Le diplomate a exprimé sa reconnaissance envers l'Arabie saoudite pour son engagement à ne pas autoriser l'utilisation de son espace aérien, ni de son territoire, pendant la guerre.

"Nous apprécions ce que nous avons entendu à plusieurs reprises de la part de l'Arabie saoudite: qu'elle n'autorise pas l'utilisation de son espace aérien, de ses eaux ou de son territoire contre la République islamique d'Iran", a-t-il dit.

Avant le déclenchement de la guerre, Ryad avait apporté son soutien aux efforts diplomatiques visant à apaiser les tensions entre Téhéran et Washington et avait promis de ne pas autoriser l'utilisation de son espace aérien pour des attaques contre l'Iran.

Après des années d'hostilité, l'Iran, à majorité chiite, et l'Arabie saoudite, à majorité sunnite, avaient renoué leurs relations en 2023, à la suite d'un accord surprise négocié par l'intermédiaire de la Chine.

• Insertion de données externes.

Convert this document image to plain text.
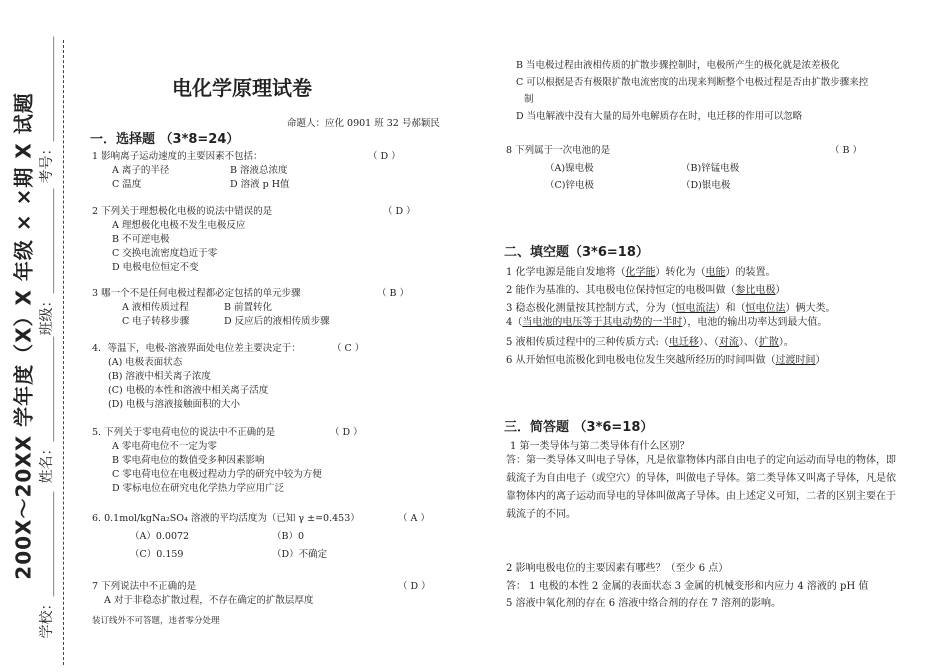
200X～20XX 学年度（X）X 年级 × ×期 X 试题 考号：_______________
班级：_______________
姓名：_______________
学校：_______________
电化学原理试卷
命题人：应化 0901 班 32 号郝颖民
一．选择题 （3*8=24）
1 影响离子运动速度的主要因素不包括：	（ D ）
A 离子的半径	B 溶液总浓度
C 温度	D 溶液 p H值
2 下列关于理想极化电极的说法中错误的是	（ D ）
A 理想极化电极不发生电极反应
B 不可逆电极
C 交换电流密度趋近于零
D 电极电位恒定不变
3 哪一个不是任何电极过程都必定包括的单元步骤	（ B ）
A 液相传质过程	B 前置转化
C 电子转移步骤	D 反应后的液相传质步骤
4．等温下，电极-溶液界面处电位差主要决定于：	（ C ）
(A) 电极表面状态
(B) 溶液中相关离子浓度
(C) 电极的本性和溶液中相关离子活度
(D) 电极与溶液接触面积的大小
5. 下列关于零电荷电位的说法中不正确的是	（ D ）
A 零电荷电位不一定为零
B 零电荷电位的数值受多种因素影响
C 零电荷电位在电极过程动力学的研究中较为方便
D 零标电位在研究电化学热力学应用广泛
6. 0.1mol/kgNa₂SO₄ 溶液的平均活度为（已知 γ ±=0.453）	（ A ）
（A）0.0072	（B）0
（C）0.159	（D）不确定
7 下列说法中不正确的是	（ D ）
A 对于非稳态扩散过程，不存在确定的扩散层厚度
装订线外不可答题，违者零分处理
B 当电极过程由液相传质的扩散步骤控制时，电极所产生的极化就是浓差极化
C 可以根据是否有极限扩散电流密度的出现来判断整个电极过程是否由扩散步骤来控
制
D 当电解液中没有大量的局外电解质存在时，电迁移的作用可以忽略
8 下列属于一次电池的是	（ B ）
（A)镍电极	（B)锌锰电极
（C)锌电极	（D)银电极
二、填空题（3*6=18）
1 化学电源是能自发地将（化学能）转化为（电能）的装置。
2 能作为基准的、其电极电位保持恒定的电极叫做（参比电极）
3 稳态极化测量按其控制方式，分为（恒电流法）和（恒电位法）俩大类。
4（当电池的电压等于其电动势的一半时），电池的输出功率达到最大值。
5 液相传质过程中的三种传质方式:（电迁移）、（对流）、（扩散）。
6 从开始恒电流极化到电极电位发生突越所经历的时间叫做（过渡时间）
三．简答题 （3*6=18）
1 第一类导体与第二类导体有什么区别？
答：第一类导体又叫电子导体，凡是依靠物体内部自由电子的定向运动而导电的物体，即载流子为自由电子（或空穴）的导体，叫做电子导体。第二类导体又叫离子导体，凡是依靠物体内的离子运动而导电的导体叫做离子导体。由上述定义可知，二者的区别主要在于载流子的不同。
2 影响电极电位的主要因素有哪些？（至少 6 点）
答： 1 电极的本性 2 金属的表面状态 3 金属的机械变形和内应力 4 溶液的 pH 值
5 溶液中氧化剂的存在 6 溶液中络合剂的存在 7 溶剂的影响。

Ryad avait rompu en 2016 ses relations diplomatiques avec la République islamique après que son ambassade à Téhéran et son consulat à Mashhad, dans le nord-ouest du pays, avaient été attaqués lors de manifestations. Celles-ci avaient suivi l'exécution par l'Arabie saoudite du religieux chiite saoudien Nimr al-Nimr.

Depuis que la guerre lancée par des frappes américano-israéliennes contre l'Iran embrase le Moyen-Orient, au moins 13 personnes ont été tuées dans le Golfe, dont sept civils.

"Ceci n'est pas une guerre régionale et ça n'est pas notre guerre. Elle a été imposée à la région", a regretté Alireza Enayati.